Once the first candidate TRs were identified, the search for further TRs in closely related organisms was already possible either directly on the basis of sequence homology or using so-called covariance models. These also consider the conservation of the secondary structure of the RNA sought, which contains a number of regions where single-stranded RNA forms various types of loops with itself. Finally, it was necessary to experimentally confirm the existence and functionality of selected candidate TRs. Experiments performed on Physcomitrium patens (moss) performed in collaboration with Dr. Marcela Hola from the Institute of Experimental Botany of the Czech Academy of Sciences, unequivocally confirmed that the newly characterized TRs are genuine subunits of telomerase.
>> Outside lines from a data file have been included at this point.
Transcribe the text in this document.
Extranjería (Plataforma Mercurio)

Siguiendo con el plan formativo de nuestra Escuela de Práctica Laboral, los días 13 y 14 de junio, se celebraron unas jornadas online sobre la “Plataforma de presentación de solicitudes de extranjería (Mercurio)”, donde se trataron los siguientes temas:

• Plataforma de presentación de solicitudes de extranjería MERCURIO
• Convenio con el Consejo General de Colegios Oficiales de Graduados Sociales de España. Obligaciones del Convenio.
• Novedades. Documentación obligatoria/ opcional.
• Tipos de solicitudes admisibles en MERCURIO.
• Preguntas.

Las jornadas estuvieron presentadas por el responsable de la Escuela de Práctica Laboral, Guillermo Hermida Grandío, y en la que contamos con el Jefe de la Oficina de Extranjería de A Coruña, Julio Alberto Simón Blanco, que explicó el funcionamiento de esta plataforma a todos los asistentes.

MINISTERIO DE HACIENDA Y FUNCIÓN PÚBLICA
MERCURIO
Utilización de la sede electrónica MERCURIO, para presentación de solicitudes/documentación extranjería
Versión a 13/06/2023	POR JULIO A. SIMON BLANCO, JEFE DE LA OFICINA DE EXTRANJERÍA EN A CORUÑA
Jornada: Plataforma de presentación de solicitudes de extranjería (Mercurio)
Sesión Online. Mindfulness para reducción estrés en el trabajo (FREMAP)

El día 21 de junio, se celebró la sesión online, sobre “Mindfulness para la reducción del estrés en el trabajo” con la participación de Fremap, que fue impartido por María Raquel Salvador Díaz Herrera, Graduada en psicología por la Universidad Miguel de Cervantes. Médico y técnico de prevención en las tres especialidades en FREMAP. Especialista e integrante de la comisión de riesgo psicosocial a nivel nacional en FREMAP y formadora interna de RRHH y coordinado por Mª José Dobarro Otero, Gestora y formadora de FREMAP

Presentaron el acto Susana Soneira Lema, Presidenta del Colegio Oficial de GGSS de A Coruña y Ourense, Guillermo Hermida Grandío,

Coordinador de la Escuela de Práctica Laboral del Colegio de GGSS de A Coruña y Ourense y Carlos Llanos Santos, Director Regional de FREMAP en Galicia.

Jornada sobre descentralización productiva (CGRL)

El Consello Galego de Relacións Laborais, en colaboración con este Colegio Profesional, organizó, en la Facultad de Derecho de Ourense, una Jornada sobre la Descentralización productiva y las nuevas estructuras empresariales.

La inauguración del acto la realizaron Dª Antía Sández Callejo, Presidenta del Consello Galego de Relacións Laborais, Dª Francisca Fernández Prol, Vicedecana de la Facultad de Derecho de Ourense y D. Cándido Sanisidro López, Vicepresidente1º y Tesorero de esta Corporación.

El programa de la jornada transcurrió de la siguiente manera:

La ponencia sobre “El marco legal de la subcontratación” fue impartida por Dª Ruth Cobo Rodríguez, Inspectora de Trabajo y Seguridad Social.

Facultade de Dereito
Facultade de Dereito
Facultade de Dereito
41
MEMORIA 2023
In addition, structural modelling of the obtained TRs in collaboration with Dr. Andrew Nelson from the Cornell University, USA, confirmed that the basic structural motives of TRs across the Diaphoretickes megagroup are indeed remarkably conserved.

These results thus provide completely new insights into the evolution of key eukaryotic non-coding RNAs over a period of more than a billion years and push the boundaries of human knowledge about the origin of telomerase, which guarantees cellular immortality. "It is not without interest that this origin is closely related with another milestone in the evolution of eukaryotes – RNA splicing,” concludes Jiri Fajkus.

The research was supported by the Czech Science Foundation (project 20-01331X) and European Regional Development Fund (project SYMBIT CZ.02.1.01/0.0/0.0/15 003/0000477).